Postby Cainntear » Wed Aug 14, 2019 2:48 pm

SCMT wrote:Look at the sky! It will rain! This may not be common usage, but it is not wrong. "It's going to rain," is more natural speech.

It is wrong. We have a problem in English that we insist on calling [i]will
"the future tense", when it's something far more specific than that. "Will" denotes a decision, a promise, a consequence or a prediction. The doorbell rings -- "I'll get it" => decision. "I'll always be here for you" => promise. "If you build it, he will come" => consequence.

Every one of these involves some sense of volition, which is perfectly logical if you think about it -- I mean, the word is will after all.

The prediction doesn't always imply volition though, and while "It will rain tomorrow" is possible (albeit slightly "stiff" sounding), it really, really needs something to say when.
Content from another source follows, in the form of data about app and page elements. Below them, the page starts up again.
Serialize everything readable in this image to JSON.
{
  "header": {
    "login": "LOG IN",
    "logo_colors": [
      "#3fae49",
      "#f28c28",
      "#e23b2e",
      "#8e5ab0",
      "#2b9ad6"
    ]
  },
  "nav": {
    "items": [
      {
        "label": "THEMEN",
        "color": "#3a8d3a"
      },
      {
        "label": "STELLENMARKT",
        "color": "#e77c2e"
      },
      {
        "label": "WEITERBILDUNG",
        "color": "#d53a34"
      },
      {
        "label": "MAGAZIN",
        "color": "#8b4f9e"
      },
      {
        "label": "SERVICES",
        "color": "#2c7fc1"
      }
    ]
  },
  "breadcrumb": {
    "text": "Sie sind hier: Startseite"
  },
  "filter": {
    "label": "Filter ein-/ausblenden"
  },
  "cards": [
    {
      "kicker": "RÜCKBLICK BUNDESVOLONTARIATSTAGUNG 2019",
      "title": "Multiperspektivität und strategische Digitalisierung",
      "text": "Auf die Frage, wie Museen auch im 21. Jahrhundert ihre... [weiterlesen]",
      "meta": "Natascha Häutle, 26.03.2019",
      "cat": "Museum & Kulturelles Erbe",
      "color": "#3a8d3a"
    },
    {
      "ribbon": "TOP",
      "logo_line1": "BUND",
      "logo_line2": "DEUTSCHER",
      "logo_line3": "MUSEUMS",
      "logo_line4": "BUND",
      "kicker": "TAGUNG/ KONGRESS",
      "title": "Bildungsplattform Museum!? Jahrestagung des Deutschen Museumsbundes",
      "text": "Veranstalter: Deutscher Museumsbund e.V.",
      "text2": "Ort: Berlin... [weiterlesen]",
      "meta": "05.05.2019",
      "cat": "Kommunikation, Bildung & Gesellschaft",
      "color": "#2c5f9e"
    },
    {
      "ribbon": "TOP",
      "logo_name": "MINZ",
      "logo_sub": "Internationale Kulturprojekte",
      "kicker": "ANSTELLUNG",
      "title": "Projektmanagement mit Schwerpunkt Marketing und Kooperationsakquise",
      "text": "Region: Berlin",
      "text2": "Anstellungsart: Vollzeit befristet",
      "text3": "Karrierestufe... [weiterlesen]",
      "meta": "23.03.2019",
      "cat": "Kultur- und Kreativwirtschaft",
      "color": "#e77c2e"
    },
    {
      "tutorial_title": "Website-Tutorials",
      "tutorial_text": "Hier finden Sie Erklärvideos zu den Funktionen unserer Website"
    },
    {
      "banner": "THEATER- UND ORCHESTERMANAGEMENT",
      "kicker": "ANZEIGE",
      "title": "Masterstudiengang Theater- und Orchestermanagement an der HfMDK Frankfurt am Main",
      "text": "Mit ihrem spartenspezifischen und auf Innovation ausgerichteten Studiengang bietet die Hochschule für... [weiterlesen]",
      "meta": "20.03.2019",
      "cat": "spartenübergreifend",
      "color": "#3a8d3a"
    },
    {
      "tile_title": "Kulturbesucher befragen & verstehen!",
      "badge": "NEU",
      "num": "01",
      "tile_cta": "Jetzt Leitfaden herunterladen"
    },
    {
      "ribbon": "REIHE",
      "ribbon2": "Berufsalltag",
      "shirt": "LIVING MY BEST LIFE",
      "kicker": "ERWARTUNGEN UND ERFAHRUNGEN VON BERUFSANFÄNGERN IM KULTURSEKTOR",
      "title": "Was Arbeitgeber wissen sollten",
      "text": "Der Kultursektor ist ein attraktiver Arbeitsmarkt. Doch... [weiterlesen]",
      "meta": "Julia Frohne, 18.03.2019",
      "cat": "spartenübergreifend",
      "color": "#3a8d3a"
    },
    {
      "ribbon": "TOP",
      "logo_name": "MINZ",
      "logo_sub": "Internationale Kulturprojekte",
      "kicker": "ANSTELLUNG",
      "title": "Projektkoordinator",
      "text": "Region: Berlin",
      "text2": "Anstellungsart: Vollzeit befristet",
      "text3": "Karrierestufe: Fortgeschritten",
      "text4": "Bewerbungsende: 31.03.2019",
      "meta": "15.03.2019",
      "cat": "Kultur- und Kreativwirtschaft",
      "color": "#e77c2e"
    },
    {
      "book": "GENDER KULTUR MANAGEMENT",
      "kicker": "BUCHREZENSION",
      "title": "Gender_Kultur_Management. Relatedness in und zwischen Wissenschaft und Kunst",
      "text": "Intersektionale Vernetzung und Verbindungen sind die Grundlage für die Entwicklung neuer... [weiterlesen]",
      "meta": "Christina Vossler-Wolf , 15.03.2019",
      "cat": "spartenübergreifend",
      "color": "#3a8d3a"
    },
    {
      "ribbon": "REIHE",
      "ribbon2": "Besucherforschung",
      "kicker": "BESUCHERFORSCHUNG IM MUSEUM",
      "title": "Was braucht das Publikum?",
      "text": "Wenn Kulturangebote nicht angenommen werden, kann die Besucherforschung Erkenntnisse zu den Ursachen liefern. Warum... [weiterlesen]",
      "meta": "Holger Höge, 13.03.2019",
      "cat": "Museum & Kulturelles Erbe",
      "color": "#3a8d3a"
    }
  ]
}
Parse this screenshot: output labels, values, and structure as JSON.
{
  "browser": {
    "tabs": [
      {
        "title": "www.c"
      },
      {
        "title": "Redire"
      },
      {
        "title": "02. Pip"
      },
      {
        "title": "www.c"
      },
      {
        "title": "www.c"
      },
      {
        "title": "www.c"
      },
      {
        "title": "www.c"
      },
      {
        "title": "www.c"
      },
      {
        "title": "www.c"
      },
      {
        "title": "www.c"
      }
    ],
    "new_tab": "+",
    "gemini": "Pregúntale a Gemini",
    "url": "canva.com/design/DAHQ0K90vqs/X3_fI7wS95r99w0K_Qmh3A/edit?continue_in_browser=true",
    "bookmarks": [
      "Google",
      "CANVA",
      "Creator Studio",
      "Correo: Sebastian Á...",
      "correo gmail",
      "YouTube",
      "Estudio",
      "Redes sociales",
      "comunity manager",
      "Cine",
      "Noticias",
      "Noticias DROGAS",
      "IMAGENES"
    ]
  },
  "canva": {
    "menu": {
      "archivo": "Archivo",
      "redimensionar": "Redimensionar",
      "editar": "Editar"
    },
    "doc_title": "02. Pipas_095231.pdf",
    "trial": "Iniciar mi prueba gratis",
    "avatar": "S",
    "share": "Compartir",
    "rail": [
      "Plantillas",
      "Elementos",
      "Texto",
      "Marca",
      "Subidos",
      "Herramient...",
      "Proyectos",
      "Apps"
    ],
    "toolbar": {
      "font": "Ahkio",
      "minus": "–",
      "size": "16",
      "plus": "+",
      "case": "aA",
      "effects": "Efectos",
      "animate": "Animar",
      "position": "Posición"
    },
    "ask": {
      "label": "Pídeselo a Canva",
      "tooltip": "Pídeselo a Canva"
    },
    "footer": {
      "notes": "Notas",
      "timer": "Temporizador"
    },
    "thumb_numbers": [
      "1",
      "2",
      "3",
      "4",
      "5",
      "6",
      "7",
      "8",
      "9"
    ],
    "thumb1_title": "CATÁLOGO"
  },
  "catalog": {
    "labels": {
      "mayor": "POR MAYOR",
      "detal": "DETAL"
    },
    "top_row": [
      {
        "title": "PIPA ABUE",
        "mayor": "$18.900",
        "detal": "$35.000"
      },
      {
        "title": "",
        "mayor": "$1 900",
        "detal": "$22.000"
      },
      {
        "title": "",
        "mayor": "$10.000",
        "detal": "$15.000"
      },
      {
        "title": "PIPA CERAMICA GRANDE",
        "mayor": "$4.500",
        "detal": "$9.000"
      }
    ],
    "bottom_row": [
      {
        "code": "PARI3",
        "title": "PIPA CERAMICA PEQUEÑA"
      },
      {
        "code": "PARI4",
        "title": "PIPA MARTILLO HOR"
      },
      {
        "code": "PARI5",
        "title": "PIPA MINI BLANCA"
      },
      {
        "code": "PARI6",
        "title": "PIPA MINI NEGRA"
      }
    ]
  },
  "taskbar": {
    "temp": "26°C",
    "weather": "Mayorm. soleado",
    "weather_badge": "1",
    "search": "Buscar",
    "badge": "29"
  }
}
But despite the fact that "will" is not, and has never been, the "future tense" in English, it has been taught that way for a long time. I have witnessed teachers deliberately teaching it as "the future tense", training people to use it in situations where it's not appropriate.

Heck, even Cambridge examiners use it wrong, describing the procedures of a test with "will".


Which leaves me kind of pulled both ways about international English.

If the emerging "learner English"/"English as lingua franca" is a result of natural processes, that's fine. But some parts of it are just a result of poor teaching, and "natural process" becomes a nonsense if it's used to paper over bad teaching.